The Mayfair subdivision is one of the oldest in Saskatoon outside of the original three settlements of Nutana, Saskatoon and Riversdale. Part of the land originally granted to the Temperance Colonization Society in 1882, it was in private hands by the time Saskatoon was incorporated as a City in 1906 and was first identified on a map of Saskatoon in 1907, during the height of the city’s first real estate boom.
The first lots were sold that year and the first houses began to be built, primarily along 33rd Street. By 1909 there were nearly 60 houses in Mayfair – at that time still outside of city limits – with a population estimated at around 350. On April 20, 1911, the City expanded, annexing land to the north as far as 38th St. Mayfair was finally “in”.
Right now Mayfair finds itself benefiting from the economic boom Saskatoon is experiencing. It is within walking distance of downtown, the Riversdale Business Improvement District, and is surrounded by parks, amenities, and attractions. Despite being close to it all, it remains one of the city’s more affordable neighborhoods.

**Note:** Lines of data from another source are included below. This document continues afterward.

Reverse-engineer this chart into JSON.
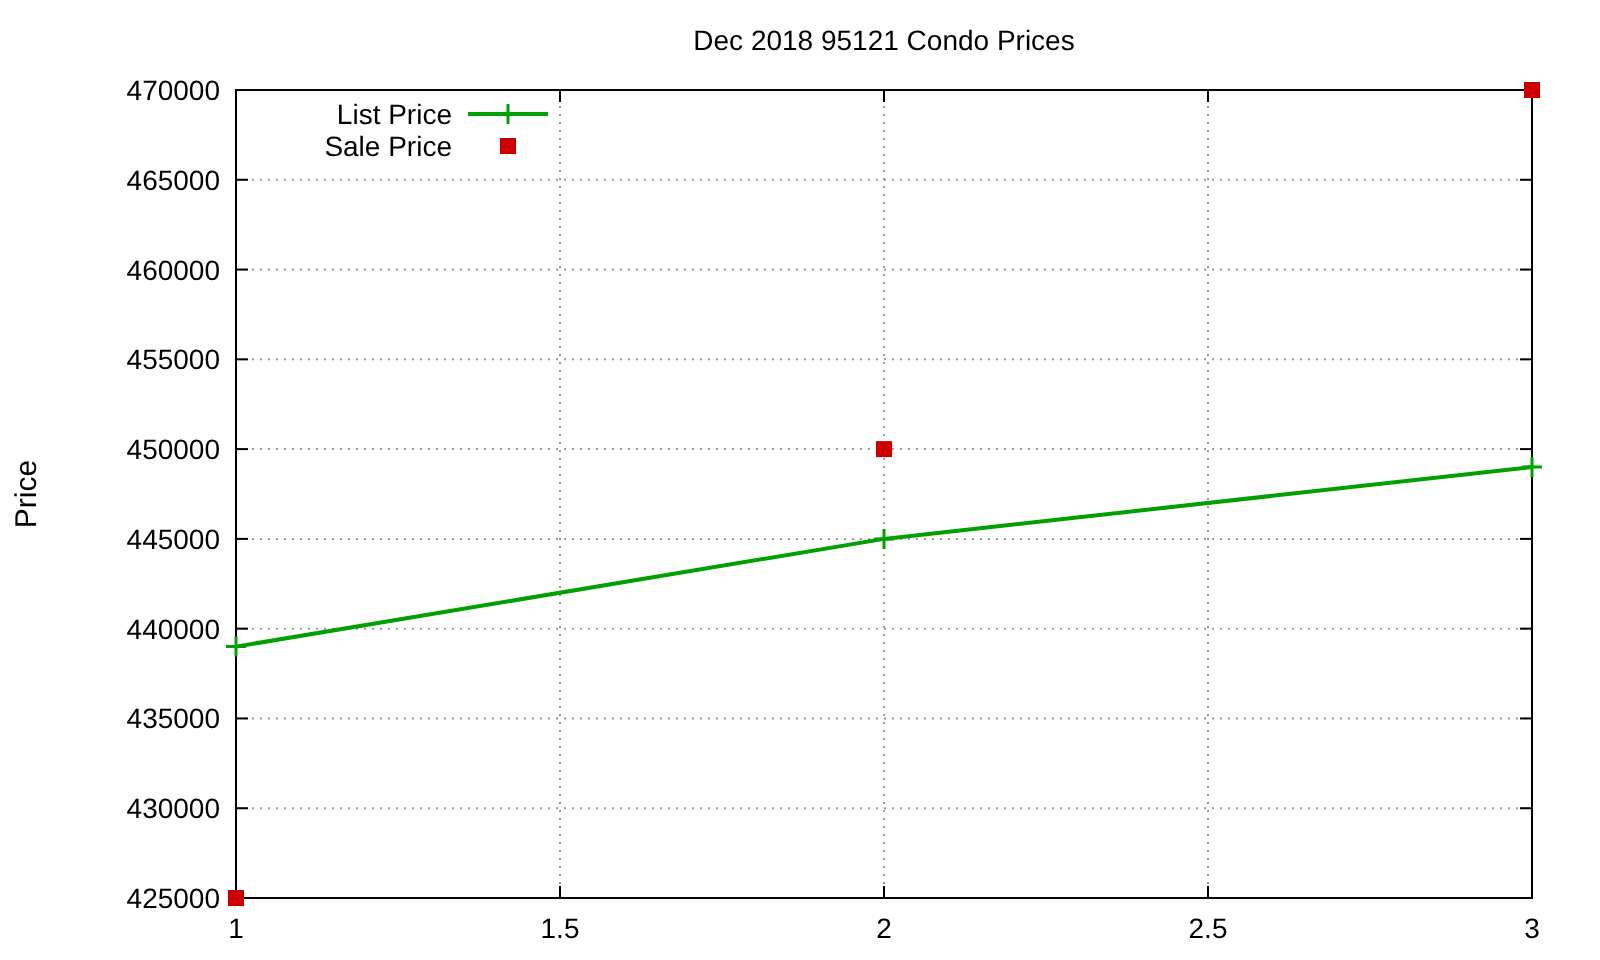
{
  "chart_data": {
    "type": "line",
    "title": "Dec 2018 95121 Condo Prices",
    "ylabel": "Price",
    "x": [
      1,
      2,
      3
    ],
    "series": [
      {
        "name": "List Price",
        "color": "#00a000",
        "values": [
          439000,
          445000,
          449000
        ],
        "marker": "cross"
      },
      {
        "name": "Sale Price",
        "type": "scatter",
        "color": "#cc0000",
        "values": [
          425000,
          450000,
          470000
        ],
        "marker": "square"
      }
    ],
    "xlim": [
      1,
      3
    ],
    "xticks": [
      1,
      1.5,
      2,
      2.5,
      3
    ],
    "ylim": [
      425000,
      470000
    ],
    "yticks": [
      425000,
      430000,
      435000,
      440000,
      445000,
      450000,
      455000,
      460000,
      465000,
      470000
    ],
    "grid": true,
    "legend": "top left"
  }
}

As you would expect with an established neighborhood, the housing stock is roughly seventy-five percent single-family detached houses. The remaining portion consists of detached duplexes, and a handful of semi-detached homes and apartments. By 1914, 843 people called Mayfair home. Development was steady after the First World War but really took off in the period 1946-1960 when more than one-third of the houses presently standing were built. House construction tapered off slightly through the 1960s (23%) and 1970s (12%). Houses built since 1980 account for less than 5% of the total housing in Mayfair. Recently that number is growing as a number of new houses have come in the neighborhood to experience it’s revitalization.
Kelsey-Woodlawn is the combination of two historic neighborhoods on the west side of Saskatoon. The western part of the neighborhood are the homes that still survive north of SIAST – Kelsey Campus on Idylwyld Drive North that were built prior to and during World War II.
That part of the neighborhood is named after Henry Kelsey who was an English fur trader, explorer, and sailor who played an important role in establishing the Hudson’s Bay Company in Canada. Kelsey was born in 1667. He is the first recorded European to have visited the present-day provinces of Saskatchewan and, possibly, Alberta, as well as the first to have explored the Great Plains from the north.
The eastern part of the neighborhood is named after its neighbor, Saskatoon’s Woodlawn Cemetery which was founded in 1905 as St. Paul’s Roman Catholic Cemetery. The city took it over in 1918 and it is home to the last remaining Next of Kin Memorial Avenue in Canada which is a national historical site.